How to Use Your HSA: A Plain-Language Guide to Health Savings Accounts
An HSA is one of the best financial tools available to people with high-deductible health plans — but most people don't know how to use it. Here's everything you need to know.
A Health Savings Account (HSA) is one of the most powerful — and most misunderstood — financial tools available to people with high-deductible health plans. If you have one and aren't sure how to use it, you're leaving money on the table.
Who can use an HSA?
To contribute to an HSA, you must be enrolled in a High Deductible Health Plan (HDHP). In 2025, the IRS defines an HDHP as a plan with a minimum deductible of $1,650 for individuals or $3,300 for families. You also cannot be enrolled in Medicare or claimed as a dependent on someone else's tax return.
The triple tax advantage
HSAs have a tax advantage that no other account type matches:
- Contributions are tax-deductible — money you put in reduces your taxable income
- Growth is tax-free — if you invest your HSA balance, gains aren't taxed
- Withdrawals are tax-free — when used for qualified medical expenses
In 2025, contribution limits are $4,300 for individuals and $8,550 for families.

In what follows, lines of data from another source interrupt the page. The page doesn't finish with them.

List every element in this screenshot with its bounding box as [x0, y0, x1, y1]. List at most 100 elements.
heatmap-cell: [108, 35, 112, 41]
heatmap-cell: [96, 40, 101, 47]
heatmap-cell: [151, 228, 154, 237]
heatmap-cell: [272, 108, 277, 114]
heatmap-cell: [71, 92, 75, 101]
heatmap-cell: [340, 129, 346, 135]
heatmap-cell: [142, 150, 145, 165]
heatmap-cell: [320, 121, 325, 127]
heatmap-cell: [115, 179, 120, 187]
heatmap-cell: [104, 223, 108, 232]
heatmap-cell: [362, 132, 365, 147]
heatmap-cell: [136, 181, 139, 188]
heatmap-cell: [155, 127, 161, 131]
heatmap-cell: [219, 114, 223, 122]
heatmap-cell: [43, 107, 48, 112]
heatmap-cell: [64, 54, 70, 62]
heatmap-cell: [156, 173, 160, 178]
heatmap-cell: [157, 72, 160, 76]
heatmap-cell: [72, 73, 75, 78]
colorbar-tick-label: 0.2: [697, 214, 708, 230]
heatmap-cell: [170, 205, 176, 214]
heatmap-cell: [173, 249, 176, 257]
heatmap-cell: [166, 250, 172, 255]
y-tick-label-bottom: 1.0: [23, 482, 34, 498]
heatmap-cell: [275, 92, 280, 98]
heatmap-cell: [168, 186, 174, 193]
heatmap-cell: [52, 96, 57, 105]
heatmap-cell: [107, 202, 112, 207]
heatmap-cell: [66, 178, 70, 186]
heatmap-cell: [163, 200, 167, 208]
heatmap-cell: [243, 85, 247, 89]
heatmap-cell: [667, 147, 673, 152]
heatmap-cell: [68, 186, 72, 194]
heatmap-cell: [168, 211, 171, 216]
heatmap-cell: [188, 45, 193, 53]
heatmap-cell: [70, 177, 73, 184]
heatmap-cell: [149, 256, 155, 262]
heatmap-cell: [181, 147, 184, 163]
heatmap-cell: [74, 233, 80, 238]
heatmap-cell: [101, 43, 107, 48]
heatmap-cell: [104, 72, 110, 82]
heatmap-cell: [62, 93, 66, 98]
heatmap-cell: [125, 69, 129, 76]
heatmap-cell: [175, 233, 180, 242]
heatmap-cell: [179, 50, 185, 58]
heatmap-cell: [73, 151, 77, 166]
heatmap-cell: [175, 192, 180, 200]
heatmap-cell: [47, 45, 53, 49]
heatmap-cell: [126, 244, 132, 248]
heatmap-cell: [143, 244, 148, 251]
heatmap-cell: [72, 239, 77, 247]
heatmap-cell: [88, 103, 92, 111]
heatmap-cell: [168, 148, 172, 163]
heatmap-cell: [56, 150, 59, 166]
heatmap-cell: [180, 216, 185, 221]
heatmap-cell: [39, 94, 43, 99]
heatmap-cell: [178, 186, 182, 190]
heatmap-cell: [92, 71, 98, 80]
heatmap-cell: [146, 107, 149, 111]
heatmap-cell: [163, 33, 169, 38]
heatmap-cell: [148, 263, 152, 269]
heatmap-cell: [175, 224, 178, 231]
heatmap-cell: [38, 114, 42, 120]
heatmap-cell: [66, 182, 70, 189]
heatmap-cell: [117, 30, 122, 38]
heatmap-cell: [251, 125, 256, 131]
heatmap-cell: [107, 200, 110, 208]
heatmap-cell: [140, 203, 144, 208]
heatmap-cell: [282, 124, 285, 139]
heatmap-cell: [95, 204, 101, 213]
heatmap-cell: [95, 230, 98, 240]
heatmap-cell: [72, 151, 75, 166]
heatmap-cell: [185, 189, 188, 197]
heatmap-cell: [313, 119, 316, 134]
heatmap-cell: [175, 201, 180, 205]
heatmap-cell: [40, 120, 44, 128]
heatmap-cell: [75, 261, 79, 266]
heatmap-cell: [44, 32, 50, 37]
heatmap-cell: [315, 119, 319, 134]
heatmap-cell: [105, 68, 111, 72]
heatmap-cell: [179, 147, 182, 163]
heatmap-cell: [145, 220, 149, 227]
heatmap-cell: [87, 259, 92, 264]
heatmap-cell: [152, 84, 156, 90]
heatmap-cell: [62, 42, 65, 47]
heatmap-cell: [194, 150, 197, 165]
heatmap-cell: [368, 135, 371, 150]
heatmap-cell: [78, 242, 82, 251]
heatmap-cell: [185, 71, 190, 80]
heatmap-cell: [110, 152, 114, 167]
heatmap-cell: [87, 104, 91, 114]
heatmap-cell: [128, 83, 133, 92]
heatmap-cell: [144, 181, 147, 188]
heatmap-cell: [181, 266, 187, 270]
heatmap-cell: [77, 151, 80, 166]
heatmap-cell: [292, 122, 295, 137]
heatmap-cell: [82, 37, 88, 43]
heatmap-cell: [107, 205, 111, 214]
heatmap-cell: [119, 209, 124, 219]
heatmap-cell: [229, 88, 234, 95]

What expenses are HSA-eligible?
The IRS defines eligible expenses broadly. Common ones include:
- Doctor visits, specialist visits, urgent care
- Prescriptions and some over-the-counter medications
- Dental and vision care (often not covered by health plans)
- Mental health therapy and substance use treatment
- Medical equipment (glasses, hearing aids, blood pressure monitors)
- Lab tests and imaging
Non-eligible expenses include most cosmetic procedures, gym memberships (unless prescribed), and health insurance premiums (with limited exceptions).
How to actually pay with your HSA
Most HSA providers issue a debit card. You can swipe it directly at the point of care — at the pharmacy, at checkout after a doctor visit, or when paying a medical bill online.
Alternatively, pay out of pocket and reimburse yourself later. Keep your receipts — the IRS can ask you to prove that withdrawals were for qualified expenses. There's no deadline for reimbursement, which means you can pay expenses today and reimburse yourself years later, letting your balance grow in the meantime.
A common misconception: the money rolls over
Unlike a Flexible Spending Account (FSA), HSA funds never expire. Whatever you don't spend this year rolls over to next year, and the year after that. Your HSA balance is yours permanently, regardless of whether you change jobs, change health plans, or retire.
Using your HSA in retirement
After age 65, you can withdraw HSA funds for any reason — not just medical expenses. Non-medical withdrawals are taxed as ordinary income, similar to a traditional IRA, but without the 20% penalty that applies before age 65. Used for medical expenses, withdrawals remain completely tax-free at any age. This makes the HSA an excellent retirement savings vehicle.
Investing your HSA balance
Many HSA providers allow you to invest your balance in mutual funds once it exceeds a threshold (often $1,000–$2,000). If you're healthy and can afford to pay medical expenses out of pocket, investing your HSA and saving the receipts for future reimbursement is a powerful long-term strategy.